Shirakawa, 51, resigned his District 2 county seat on March 1 after reaching a deal with prosecutors to plead guilty to four felony counts of perjury, one count of felony misuse of public funds and seven misdemeanors for filing inaccurate campaign and government finance reports.

Prosecutors said Shirakawa used more than $130,000 in public and campaign funds for personal use and to gamble at casinos in California and Nevada.

He also charged thousands of dollars on his county debit card, or P-card, for years without furnishing detailed receipts to cover up personal spending and buying alcohol against county regulations, prosecutors said.

“We’re very pleased with the judge’s decision,” District Attorney Jeff Rosen said outside the courthouse.

“Mr. Shirakawa stole from the public,” Rosen said. “He lied to the public and he’s been appropriately held responsible for those actions.”

Rosen said one of the reasons for punishing Shirakawa with a jail term “is to explain to the public the seriousness of the conduct and to deter others who were thinking about violating the public trust …that they will be prosecuted and held accountable and sent to jail.”

“The public has won today, and as far as we think, government’s cleaner in Santa Clara County,” said Assistant District Attorney Susan Sinunu-Towery, who argued in court today that Shirakawa serve the jail term.

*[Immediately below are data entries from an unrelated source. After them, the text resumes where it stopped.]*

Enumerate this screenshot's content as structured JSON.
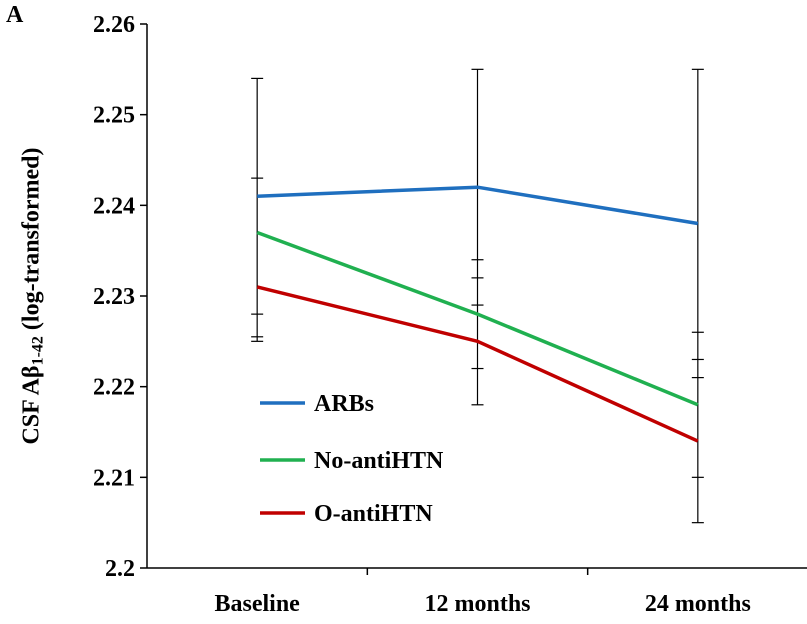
{
  "panel_label": "A",
  "ylabel_prefix": "CSF Aβ",
  "ylabel_sub": "1-42",
  "ylabel_suffix": " (log-transformed)",
  "colors": {
    "ARBs": "#1f6fbf",
    "No-antiHTN": "#20b050",
    "O-antiHTN": "#c00000"
  },
  "chart_data": {
    "type": "line",
    "categories": [
      "Baseline",
      "12 months",
      "24 months"
    ],
    "ylabel": "CSF Aβ1-42 (log-transformed)",
    "ylim": [
      2.2,
      2.26
    ],
    "yticks": [
      "2.2",
      "2.21",
      "2.22",
      "2.23",
      "2.24",
      "2.25",
      "2.26"
    ],
    "grid": false,
    "legend_position": "bottom-left",
    "series": [
      {
        "name": "ARBs",
        "values": [
          2.241,
          2.242,
          2.238
        ]
      },
      {
        "name": "No-antiHTN",
        "values": [
          2.237,
          2.228,
          2.218
        ]
      },
      {
        "name": "O-antiHTN",
        "values": [
          2.231,
          2.225,
          2.214
        ]
      }
    ],
    "error_bars": [
      {
        "x": "Baseline",
        "low": 2.225,
        "high": 2.254,
        "caps": [
          2.2255,
          2.228,
          2.243
        ]
      },
      {
        "x": "12 months",
        "low": 2.218,
        "high": 2.255,
        "caps": [
          2.222,
          2.229,
          2.232,
          2.234
        ]
      },
      {
        "x": "24 months",
        "low": 2.205,
        "high": 2.255,
        "caps": [
          2.21,
          2.221,
          2.223,
          2.226
        ]
      }
    ]
  }
}
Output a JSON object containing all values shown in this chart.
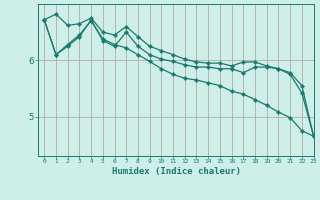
{
  "xlabel": "Humidex (Indice chaleur)",
  "background_color": "#ceeee8",
  "line_color": "#1a7a6e",
  "grid_color": "#b8a8a8",
  "xlim": [
    -0.5,
    23
  ],
  "ylim": [
    4.3,
    7.0
  ],
  "yticks": [
    5,
    6
  ],
  "xticks": [
    0,
    1,
    2,
    3,
    4,
    5,
    6,
    7,
    8,
    9,
    10,
    11,
    12,
    13,
    14,
    15,
    16,
    17,
    18,
    19,
    20,
    21,
    22,
    23
  ],
  "line1_x": [
    0,
    1,
    2,
    3,
    4,
    5,
    6,
    7,
    8,
    9,
    10,
    11,
    12,
    13,
    14,
    15,
    16,
    17,
    18,
    19,
    20,
    21,
    22,
    23
  ],
  "line1_y": [
    6.72,
    6.82,
    6.62,
    6.65,
    6.75,
    6.5,
    6.45,
    6.6,
    6.42,
    6.25,
    6.17,
    6.1,
    6.02,
    5.97,
    5.95,
    5.95,
    5.9,
    5.97,
    5.97,
    5.9,
    5.85,
    5.78,
    5.55,
    4.65
  ],
  "line2_x": [
    0,
    1,
    2,
    3,
    4,
    5,
    6,
    7,
    8,
    9,
    10,
    11,
    12,
    13,
    14,
    15,
    16,
    17,
    18,
    19,
    20,
    21,
    22,
    23
  ],
  "line2_y": [
    6.72,
    6.1,
    6.25,
    6.42,
    6.72,
    6.35,
    6.25,
    6.5,
    6.25,
    6.1,
    6.02,
    5.98,
    5.92,
    5.88,
    5.88,
    5.85,
    5.85,
    5.78,
    5.88,
    5.88,
    5.85,
    5.75,
    5.42,
    4.65
  ],
  "line3_x": [
    0,
    1,
    2,
    3,
    4,
    5,
    6,
    7,
    8,
    9,
    10,
    11,
    12,
    13,
    14,
    15,
    16,
    17,
    18,
    19,
    20,
    21,
    22,
    23
  ],
  "line3_y": [
    6.72,
    6.1,
    6.28,
    6.45,
    6.7,
    6.38,
    6.28,
    6.22,
    6.1,
    5.98,
    5.85,
    5.75,
    5.68,
    5.65,
    5.6,
    5.55,
    5.45,
    5.4,
    5.3,
    5.2,
    5.08,
    4.98,
    4.75,
    4.65
  ]
}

“It’s a sad day,” Sinunu-Towery said. “We saw a supervisor go to jail. He should have gone to jail.”

Shirakawa attorneys Williams and Jay Rorty looked shaken as they emerged from the courtroom and declined comment.

During the sentencing hearing, Sinunu-Towery called County Executive Jeffrey Smith to testify about how Shirakawa’s actions damaged county government.

Smith said that it cost the county $131,000 to fulfill requests from law enforcement for records of Shirakawa’s spending and another $724,000 to conduct primary and general elections in District 2 so that voters could choose Shirakawa’s successor after he resigned.

The county also incurred staffing costs amounting to about $2 million, Smith said.

Sinunu-Towery asked Smith to describe the overall impact Shirakawa’s resignation had on the county.

“The process was quite difficult for the county employees and the administration,” Smith said. “It essentially sent a pall over the county. It made us look like we were involved and complicit for crimes.”

Williams made a case in favor of supervised probation over jail time for Shirakawa, saying that Shirakawa’s gambling addiction made him act the way he did with public funds and campaign account money.

His sole witness was Michele Lew, president of Asian Americans for Community Involvement, a San Jose nonprofit community service organization.

Lew said that the group wanted to have Shirakawa work as a volunteer in administration, speak to people who have gambling addictions and undergo mental health counseling there as conditions if Shirakawa were to be sentenced to probation.

“If the court mandates Mr. Shirakawa to do community service we would be willing to accept him as a court mandated volunteer,” Lew said.

Sinunu-Towery later showed a 20-minute video and audio recording as evidence, including clips showing Shirakawa’s staff members telling the district attorney’s office that he rebuffed their requests to provide itemized receipts to track his spending.